Investors prefer companies with some unique product or service as having the greatest chance of succeeding. According to
the Harvard Business Review, the only truly sustainable advantage for companies comes from out-innovating the competition.
Successful businesses are those that can evolve rapidly and effectively.

The economist’s ability to design and conduct market research studies and to analyze and interpret study results can provide
a company with the advantage of proprietary information before the competition.

Experienced investors and venture capitalists looking for the companies with the greatest chances to succeed know that
management is the key factor in determining where to invest. Sophisticated investors and venture capitalists tend to invest in
management, not so much in "products" or "companies". They know that good ideas and good products are a dime a dozen.
Good execution and good management, in a word good people, are rare. In fact, the only thing a good idea guarantees is that
it will soon be copied. And probably by a larger competitor.

Knowledgeable investors almost always prefer a grade A management team with a grade B plan, to a grade B management
team with a grade A idea. Investors always look for a balanced team and are put off by overly concentrated, one-dimensional
management teams consisting of all engineers/technocrats, salespeople or financial executives.  Sophisticated investors
know that for a company to succeed, its management team must now include scientists.

As consulting managerial economist, we often are used to supplement management acting primarily as an advisor to the
President or CEO. We used scientific measures to analyze problems and policies related to the production, distribution and
consumption of goods and services.
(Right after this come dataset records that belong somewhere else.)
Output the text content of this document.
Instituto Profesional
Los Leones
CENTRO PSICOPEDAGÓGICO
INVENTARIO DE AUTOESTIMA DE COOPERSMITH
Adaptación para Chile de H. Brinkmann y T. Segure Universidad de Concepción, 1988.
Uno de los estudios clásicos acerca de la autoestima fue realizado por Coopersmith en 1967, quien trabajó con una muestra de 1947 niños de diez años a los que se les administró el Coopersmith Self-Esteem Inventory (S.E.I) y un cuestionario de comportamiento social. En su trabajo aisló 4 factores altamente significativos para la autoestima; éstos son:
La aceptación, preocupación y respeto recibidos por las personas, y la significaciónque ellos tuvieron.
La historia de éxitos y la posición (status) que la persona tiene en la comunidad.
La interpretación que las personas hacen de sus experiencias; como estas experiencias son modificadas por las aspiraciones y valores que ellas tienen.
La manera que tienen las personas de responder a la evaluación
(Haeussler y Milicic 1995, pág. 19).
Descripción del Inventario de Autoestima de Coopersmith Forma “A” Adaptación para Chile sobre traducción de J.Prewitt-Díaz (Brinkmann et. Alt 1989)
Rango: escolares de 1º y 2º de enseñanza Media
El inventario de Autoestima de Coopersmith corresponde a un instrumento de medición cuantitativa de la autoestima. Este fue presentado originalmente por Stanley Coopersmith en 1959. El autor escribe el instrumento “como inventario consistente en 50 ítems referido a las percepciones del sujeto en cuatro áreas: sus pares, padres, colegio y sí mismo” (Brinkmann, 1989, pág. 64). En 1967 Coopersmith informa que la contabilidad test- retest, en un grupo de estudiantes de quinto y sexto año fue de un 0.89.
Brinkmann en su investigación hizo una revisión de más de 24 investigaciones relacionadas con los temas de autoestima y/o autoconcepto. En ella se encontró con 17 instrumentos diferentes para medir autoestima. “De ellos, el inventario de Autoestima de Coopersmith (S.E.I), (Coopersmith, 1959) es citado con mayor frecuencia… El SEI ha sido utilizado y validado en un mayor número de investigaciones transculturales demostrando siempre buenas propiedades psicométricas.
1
We keep the key policy and decisions makers informed on the economic environment in
which their organization operates.

Using knowledge of human nature, the economy, the industry, and specific organization, we recommend solutions to financial
and economic problems and course of actions to exploit opportunities.

Much of our advice is influenced by how technological developments may affect your business and / or investments. We must
stay current on technology, business finance and economic theory to be able to assess complex technical data and give you
an advantage.

As consultants, we are not subject to the same pressures to conform as are employees. We are also exposed to diverse
opinions and methods, many of which may be novel to you, your staff or even your industry.